- Moving violations in a motor vehicle are dealt with under state law. Each state deals with violations in a slightly different way, so it's worth knowing your state's rules and penalties. In some states, the first time you are stopped while driving without insurance is treated as a misdemeanor and is punishable by a fine and points on your license. Fines can be up to $500.
- If you are stopped a second time without insurance in most states, your license will be suspended and your vehicle towed. If you drive with a suspended license, this is an offense that can carry jail time. In some states after your first stop, you must complete paperwork to prove to the state that you have obtained insurance or license suspension will follow automatically.

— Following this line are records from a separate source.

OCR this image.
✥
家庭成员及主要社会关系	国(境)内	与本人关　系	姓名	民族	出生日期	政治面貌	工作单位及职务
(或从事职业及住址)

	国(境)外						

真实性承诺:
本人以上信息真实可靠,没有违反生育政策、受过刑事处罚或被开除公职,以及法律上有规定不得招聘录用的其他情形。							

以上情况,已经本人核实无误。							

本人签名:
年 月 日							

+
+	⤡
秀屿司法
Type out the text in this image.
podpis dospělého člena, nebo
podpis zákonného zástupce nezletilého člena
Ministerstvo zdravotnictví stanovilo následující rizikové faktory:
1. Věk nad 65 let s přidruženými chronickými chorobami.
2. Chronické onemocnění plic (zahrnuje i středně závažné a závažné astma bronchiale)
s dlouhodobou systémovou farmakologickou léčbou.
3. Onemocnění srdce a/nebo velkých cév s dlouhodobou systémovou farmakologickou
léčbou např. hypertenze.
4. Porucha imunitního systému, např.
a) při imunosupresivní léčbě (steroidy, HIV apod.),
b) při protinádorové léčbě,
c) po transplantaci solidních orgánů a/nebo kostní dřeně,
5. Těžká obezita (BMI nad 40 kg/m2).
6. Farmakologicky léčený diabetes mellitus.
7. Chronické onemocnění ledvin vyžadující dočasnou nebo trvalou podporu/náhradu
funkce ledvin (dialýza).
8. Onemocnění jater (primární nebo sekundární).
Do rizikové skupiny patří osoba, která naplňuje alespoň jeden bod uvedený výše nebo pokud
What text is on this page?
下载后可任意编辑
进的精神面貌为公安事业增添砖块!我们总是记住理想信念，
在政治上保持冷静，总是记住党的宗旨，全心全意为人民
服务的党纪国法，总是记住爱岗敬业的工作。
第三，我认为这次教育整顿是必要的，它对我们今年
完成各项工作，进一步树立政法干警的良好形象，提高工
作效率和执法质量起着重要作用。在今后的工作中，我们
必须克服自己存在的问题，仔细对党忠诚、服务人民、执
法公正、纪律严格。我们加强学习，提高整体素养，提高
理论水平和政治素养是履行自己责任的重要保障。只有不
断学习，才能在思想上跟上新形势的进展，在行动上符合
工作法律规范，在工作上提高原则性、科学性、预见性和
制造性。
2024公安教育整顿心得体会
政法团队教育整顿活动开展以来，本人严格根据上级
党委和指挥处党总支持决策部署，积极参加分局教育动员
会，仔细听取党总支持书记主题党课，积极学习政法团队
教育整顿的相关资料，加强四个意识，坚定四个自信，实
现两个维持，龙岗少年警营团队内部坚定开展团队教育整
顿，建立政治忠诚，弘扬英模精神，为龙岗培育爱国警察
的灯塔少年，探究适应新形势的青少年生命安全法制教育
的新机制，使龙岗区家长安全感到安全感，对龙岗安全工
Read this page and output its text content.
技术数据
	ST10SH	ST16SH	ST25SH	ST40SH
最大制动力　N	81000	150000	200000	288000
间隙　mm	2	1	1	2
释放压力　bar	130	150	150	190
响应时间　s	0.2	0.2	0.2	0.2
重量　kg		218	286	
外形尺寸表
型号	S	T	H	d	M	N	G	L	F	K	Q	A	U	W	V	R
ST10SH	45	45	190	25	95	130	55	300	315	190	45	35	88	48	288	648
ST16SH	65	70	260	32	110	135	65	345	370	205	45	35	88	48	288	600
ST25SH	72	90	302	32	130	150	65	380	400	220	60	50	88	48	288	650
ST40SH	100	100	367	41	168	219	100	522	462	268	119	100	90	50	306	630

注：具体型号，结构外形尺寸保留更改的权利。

- Some states mandate that if you are caught driving without insurance you must complete SR-22 paperwork. This is a Certificate of Financial Responsibility. Your insurance company must provide this once you obtain insurance. You will be charged a fee to file a SR-22 certificate. If you allow your insurance to lapse, the insurance company will notify state authorities that your SR-22 is no longer valid.
Credit and Premiums
- If you are stopped for driving without insurance or if your license is suspended, this is a matter of public record. This can have a detrimental impact on your credit score and on your ability to obtain insurance at competitive rates in the future. In addition, if you have had a lapse in coverage on your car insurance, most insurance companies will automatically regard you as a poor risk and either refuse to write your policy or charge you very high premiums.